Phil Salt savoured a “special” hundred as England outmuscled West Indies to keep the five-match T20 series alive with a thrilling last-over victory in Grenada.
The Windies raced to an imposing 222 for six, adding 79 in the last four overs and racking up a ground record 16 sixes but the landmark lasted just a couple of hours thanks mainly to Salt’s maiden T20 ton.
A sparkling 109 not out off 56 balls contained half of England’s 18 maximums but the opener seemed to be feeling the effects of a sweltering afternoon as the match built to a must-watch crescendo.
Needing 21 from the last over, Harry Brook hit Andre Russell for four and capitalised on the veteran missing his mark to thump three sixes and finish on 31 not out as England won with one delivery left.
“I have been a bit shocked at times with the raw power the West Indies have,” said Salt.
“The ball is not just going 10 metres over, it’s a good 30, 40, 50 metres over the fence.
“Sometimes you are genuinely in awe of it, they’re powerful lads, they can hit balls for six that maybe I couldn’t hit for six. But to out-six them, it shows that we’ve got what it takes.
“We can talk about what I did, but what Brooky did was probably more important in the context of the game, coming in with 37 needed off 13.
“I don’t know what the probability of winning would have looked like, but it was a hell of a knock and there is no more special feeling than walking off a ground in an England shirt, winning the game.”
Salt was given the benefit of the doubt on-field when he was on six after Jason Holder thudded into his pads in the second over, with technology showing the ball would have brushed leg-stump.
“As soon as I saw it, I thought: that’s stone dead,” said Salt with a chuckle. “It was just clipping and sometimes you need that bit of luck.”
Salt took advantage as he became just the fifth Englishman to hit a T20 century but Jos Buttler (51) and Liam Livingstone (30) made important contributions before Brook’s jaw-dropping seven-ball cameo.
England have had a miserable white-ball tour of the Caribbean, winning one of five matches after a group-stage exit at the World Cup, but everything is all to play for with two games in Trinidad after they equalled their second-highest T20 chase of all-time, having overhauled 223 in 2020 in Centurion.
We’ve been under the gun a little bit but the West Indies are a hell of a side. With the series in the balance, to come out and play the way we did, I am over the moon— Phil Salt
“It is a big boost and it shows our words have weight behind them,” said Salt.
“There is no sports team in the world that is happy with losing games but it is tough out here.

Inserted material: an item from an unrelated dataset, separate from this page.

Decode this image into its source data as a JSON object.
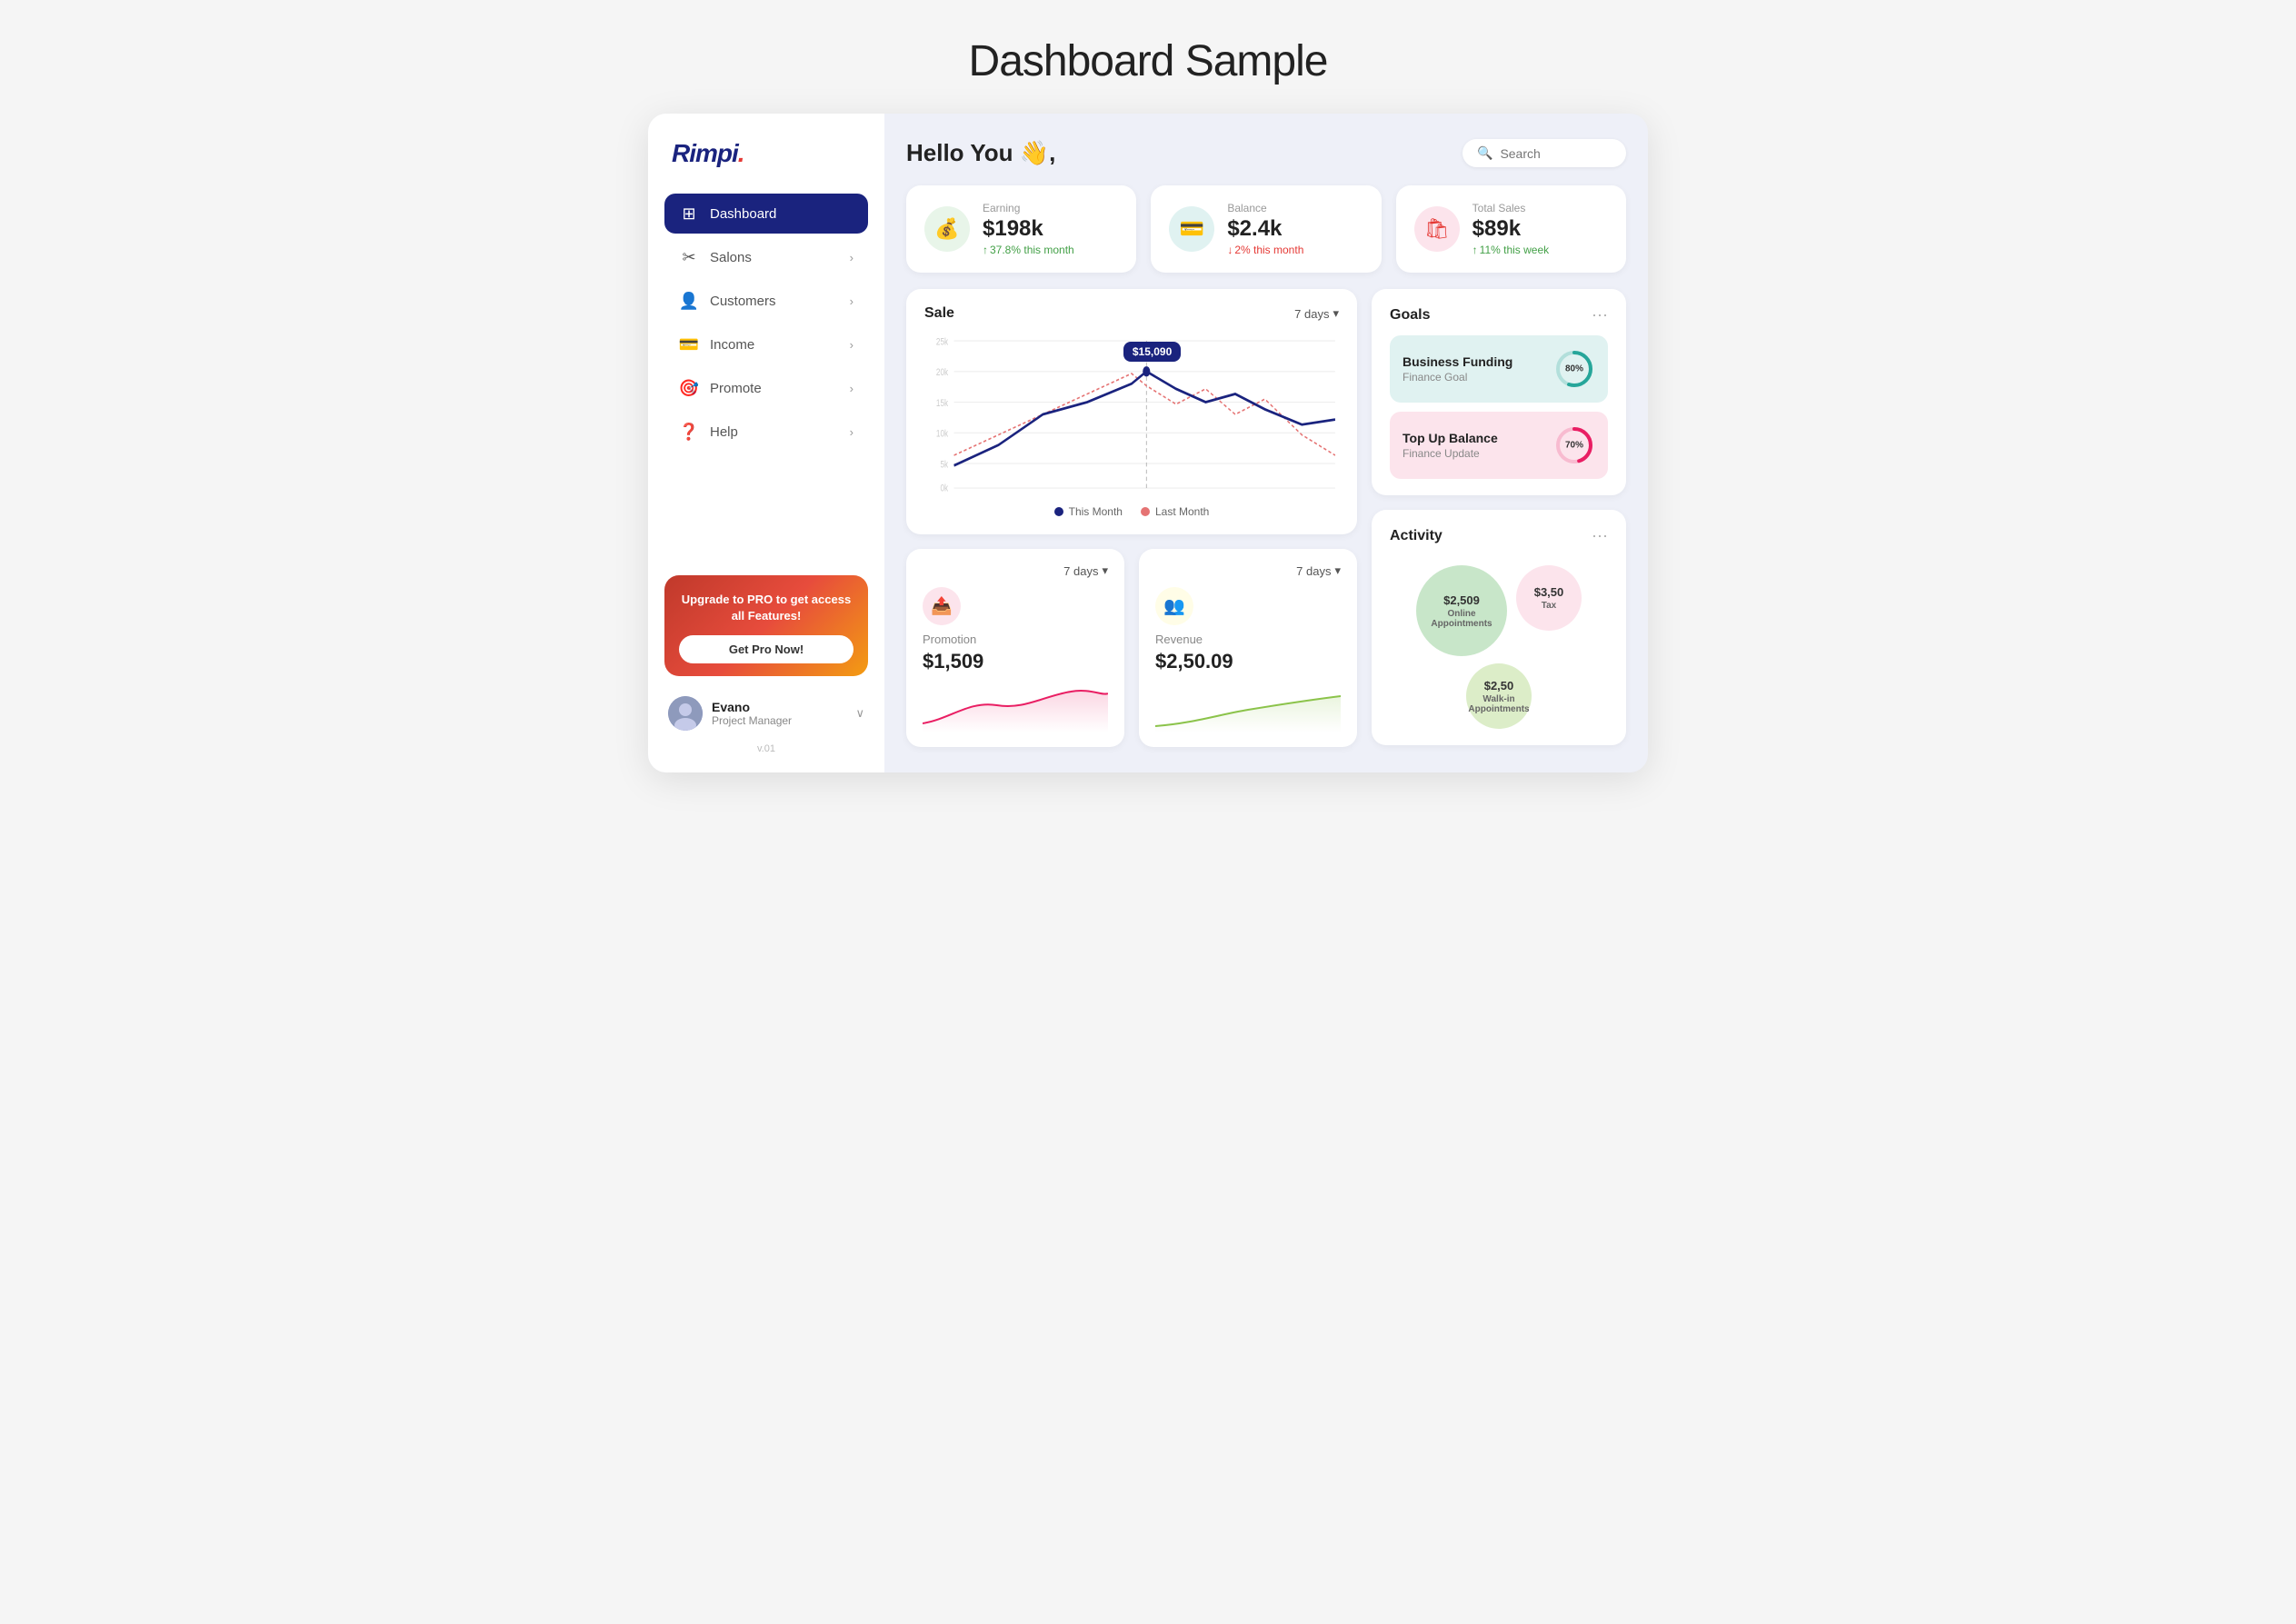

“We’ve been under the gun a little bit but the West Indies are a hell of a side. With the series in the balance, to come out and play the way we did, I am over the moon.”
Only spinners Adil Rashid and Moeen Ali and left-arm seamer Reece Topley, playing for the first time since a broken finger ended his World Cup early, went for less than 10 an over.
Pacemen Tymal Mills and Gus Atkinson leaked a combined 69 in four overs as the Windies accelerated at the death, led by Nicholas Pooran’s 82 off 45 balls plus Rovman Powell’s 39 off 21 and Jason Holder’s 18 off five.
“We knew what we needed to do (at the halfway point of the match) it was pretty simple,” added Salt, who said he was feeling his calf in the closing stages but that it was “nothing too sinister”.
“As we were going through the chase we were talking about how many we wanted to leave off the last five.
“We spoke in the middle about trying to leave 60 or 70. We felt that was something we could do. Maybe we left it a little bit too late, but you’ve seen on these surfaces that composure is everything.
“(Chasing a large total) certainly narrows the mind as to what you need to do. Sometimes it can be detrimental, but I think we managed it really well here.”